Parametric and kinetic studies on biosorption of mercury using modified Phoenix dactylifera biomass

• A novel biosorbent material was produced using Phoenix dactylifera biomass through chemical activation.
• Mercury was removed from its aqueous solution using the selected adsorbent.
• Optimal conditions for maximum metal removal were identified through parametric experiments.
• Kinetics of the sorption process was studied and the model constants were evaluated.

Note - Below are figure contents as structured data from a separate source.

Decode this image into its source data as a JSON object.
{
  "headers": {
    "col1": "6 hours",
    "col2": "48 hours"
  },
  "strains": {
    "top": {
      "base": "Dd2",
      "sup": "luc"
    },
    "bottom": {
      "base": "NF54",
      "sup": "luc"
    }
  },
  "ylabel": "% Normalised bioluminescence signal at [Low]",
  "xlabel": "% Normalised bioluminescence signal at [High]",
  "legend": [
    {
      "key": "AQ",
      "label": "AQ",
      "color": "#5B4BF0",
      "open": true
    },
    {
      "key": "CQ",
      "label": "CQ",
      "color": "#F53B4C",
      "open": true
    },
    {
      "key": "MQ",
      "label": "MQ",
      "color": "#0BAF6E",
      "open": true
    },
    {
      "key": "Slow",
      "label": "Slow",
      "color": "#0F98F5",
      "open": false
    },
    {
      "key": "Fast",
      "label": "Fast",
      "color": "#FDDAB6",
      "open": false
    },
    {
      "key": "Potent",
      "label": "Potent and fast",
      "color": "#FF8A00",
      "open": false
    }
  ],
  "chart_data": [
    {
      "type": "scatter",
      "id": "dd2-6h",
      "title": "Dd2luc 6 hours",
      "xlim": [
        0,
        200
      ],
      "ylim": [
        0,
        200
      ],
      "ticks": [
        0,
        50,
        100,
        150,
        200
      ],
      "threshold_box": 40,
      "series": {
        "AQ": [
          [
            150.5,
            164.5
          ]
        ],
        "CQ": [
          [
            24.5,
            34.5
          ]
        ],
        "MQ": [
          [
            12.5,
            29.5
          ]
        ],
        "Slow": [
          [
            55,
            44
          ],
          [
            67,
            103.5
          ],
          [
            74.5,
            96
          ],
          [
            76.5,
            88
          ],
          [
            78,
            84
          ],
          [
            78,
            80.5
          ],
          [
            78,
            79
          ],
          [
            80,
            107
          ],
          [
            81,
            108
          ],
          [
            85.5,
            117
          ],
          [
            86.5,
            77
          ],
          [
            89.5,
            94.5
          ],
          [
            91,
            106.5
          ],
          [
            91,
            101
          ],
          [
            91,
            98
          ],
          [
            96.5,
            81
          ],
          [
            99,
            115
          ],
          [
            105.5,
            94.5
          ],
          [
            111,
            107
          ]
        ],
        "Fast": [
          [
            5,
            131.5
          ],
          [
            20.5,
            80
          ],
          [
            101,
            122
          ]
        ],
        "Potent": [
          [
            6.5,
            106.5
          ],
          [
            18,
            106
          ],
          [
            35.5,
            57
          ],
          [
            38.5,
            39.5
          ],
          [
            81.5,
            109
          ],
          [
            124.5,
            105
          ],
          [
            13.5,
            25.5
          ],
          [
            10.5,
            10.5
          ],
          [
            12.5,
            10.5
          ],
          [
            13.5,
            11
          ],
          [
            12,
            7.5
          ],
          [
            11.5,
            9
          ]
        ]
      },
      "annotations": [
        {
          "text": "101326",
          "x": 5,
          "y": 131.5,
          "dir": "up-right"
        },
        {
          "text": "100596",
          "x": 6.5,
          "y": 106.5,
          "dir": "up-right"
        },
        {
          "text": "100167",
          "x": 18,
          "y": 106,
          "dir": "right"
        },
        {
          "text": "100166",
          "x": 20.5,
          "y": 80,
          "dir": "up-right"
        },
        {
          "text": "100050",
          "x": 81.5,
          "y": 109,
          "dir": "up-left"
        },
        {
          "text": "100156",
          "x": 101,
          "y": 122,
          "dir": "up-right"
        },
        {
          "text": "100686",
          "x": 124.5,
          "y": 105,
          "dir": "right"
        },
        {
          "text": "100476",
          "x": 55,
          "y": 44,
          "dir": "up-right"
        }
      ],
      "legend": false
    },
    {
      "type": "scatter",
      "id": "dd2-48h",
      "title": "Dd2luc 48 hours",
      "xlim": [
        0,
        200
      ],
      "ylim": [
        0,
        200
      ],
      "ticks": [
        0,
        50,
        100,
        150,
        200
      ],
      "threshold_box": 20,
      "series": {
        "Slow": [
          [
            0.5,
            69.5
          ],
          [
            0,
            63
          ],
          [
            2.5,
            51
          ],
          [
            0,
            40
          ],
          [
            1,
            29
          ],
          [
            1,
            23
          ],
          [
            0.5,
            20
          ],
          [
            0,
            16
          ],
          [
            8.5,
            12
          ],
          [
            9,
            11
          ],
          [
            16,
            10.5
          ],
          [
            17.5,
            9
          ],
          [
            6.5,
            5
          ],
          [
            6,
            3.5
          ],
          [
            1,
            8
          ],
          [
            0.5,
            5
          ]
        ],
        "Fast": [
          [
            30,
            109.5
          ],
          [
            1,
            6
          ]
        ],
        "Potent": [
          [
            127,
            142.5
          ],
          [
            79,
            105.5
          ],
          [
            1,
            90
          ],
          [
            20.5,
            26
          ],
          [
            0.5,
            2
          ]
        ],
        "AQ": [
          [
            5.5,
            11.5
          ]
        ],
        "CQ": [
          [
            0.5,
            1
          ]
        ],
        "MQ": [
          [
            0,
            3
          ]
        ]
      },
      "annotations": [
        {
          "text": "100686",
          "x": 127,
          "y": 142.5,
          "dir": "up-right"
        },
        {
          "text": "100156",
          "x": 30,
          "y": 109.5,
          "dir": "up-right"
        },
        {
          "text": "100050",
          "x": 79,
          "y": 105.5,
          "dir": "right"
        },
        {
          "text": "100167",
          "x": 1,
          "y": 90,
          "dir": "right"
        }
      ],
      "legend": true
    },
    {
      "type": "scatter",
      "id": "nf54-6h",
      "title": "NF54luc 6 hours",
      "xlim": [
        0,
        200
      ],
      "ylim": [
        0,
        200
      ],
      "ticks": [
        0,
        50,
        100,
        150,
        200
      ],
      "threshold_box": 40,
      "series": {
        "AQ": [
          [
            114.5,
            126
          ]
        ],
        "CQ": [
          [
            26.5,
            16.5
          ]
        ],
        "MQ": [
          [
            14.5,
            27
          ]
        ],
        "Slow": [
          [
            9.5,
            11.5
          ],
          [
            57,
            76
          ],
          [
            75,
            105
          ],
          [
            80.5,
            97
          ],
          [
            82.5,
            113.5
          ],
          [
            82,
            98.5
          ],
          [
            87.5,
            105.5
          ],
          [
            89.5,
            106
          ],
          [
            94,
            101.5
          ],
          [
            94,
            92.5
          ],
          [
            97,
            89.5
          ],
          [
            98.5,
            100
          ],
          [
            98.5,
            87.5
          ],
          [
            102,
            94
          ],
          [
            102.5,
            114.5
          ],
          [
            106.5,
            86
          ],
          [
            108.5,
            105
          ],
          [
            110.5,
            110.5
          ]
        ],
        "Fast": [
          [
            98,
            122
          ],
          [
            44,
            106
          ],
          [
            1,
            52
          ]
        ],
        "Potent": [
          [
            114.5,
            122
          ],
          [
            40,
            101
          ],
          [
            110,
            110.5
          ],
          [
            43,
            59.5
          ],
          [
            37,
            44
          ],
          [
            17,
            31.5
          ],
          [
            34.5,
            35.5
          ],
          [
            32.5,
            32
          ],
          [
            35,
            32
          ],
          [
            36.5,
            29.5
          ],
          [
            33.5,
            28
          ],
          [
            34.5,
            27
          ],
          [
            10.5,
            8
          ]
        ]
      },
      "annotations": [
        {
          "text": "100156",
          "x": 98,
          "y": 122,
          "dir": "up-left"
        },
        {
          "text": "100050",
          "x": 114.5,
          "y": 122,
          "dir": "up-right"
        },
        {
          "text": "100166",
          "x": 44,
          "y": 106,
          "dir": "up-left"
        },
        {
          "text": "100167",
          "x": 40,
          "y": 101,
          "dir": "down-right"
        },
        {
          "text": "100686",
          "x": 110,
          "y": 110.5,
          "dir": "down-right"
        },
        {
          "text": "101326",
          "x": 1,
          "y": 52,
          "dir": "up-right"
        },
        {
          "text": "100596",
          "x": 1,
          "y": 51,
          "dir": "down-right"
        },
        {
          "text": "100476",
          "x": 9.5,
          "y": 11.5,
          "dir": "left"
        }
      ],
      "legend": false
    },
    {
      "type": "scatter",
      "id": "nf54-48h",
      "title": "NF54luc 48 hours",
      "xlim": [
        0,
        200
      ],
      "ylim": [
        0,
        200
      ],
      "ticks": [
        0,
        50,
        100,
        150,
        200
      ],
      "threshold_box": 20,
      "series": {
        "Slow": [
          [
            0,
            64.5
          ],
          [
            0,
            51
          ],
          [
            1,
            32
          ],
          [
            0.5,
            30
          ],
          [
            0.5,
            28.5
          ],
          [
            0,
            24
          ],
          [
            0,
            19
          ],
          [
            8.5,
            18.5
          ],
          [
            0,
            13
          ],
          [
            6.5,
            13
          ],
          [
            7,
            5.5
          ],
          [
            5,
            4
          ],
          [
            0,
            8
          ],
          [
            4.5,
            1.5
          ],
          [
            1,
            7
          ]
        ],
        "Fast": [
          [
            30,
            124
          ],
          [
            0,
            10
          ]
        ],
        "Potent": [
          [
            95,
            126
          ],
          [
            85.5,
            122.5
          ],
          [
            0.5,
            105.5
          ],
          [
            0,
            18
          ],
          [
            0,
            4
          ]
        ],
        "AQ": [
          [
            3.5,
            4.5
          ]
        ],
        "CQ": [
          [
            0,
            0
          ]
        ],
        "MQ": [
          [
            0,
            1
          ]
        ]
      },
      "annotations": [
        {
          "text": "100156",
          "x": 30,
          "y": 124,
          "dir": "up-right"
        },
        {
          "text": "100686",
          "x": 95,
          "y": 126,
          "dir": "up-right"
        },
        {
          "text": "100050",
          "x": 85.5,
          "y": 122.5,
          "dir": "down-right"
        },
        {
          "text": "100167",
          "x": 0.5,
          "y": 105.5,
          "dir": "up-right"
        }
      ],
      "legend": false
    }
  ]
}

Biosorption of mercury was investigated using protonated Phoenix dactylifera biomass as the adsorbent under batch conditions. The dependence of metal removal efficiency on process parameters such as pH, sorbent dose, initial mercury concentration, agitation speed, temperature competitive ion concentration and particle size was studied. The zero point charge of the adsorbent was estimated. The optimal pH and sorbent dose were found to be 7.0 and 3.0 g/L, respectively, and the removal efficiency attained was 92% with an equilibrium removal time of 180 min. The removal efficiency increased with increase in sorbent dose due to the availability of more surface sites. High initial concentration of metal was found to have an inhibitory effect on metal removal. The sorption process was identified as endothermic in nature. The optimal speed of agitation was found as 300 rpm and the metal uptakes were found to decrease with increase in sorbent particle size. Pseudo-second-order model was found to represent the kinetic experiments very well with higher values of R2 (>0.95). The pseudo-second-order kinetic constants, namely equilibrium uptake (qe) and rate constant (k2), were evaluated as 46.73 mg/g and 1.87 g/(mg min) at an initial mercury concentration of 100 mg/L.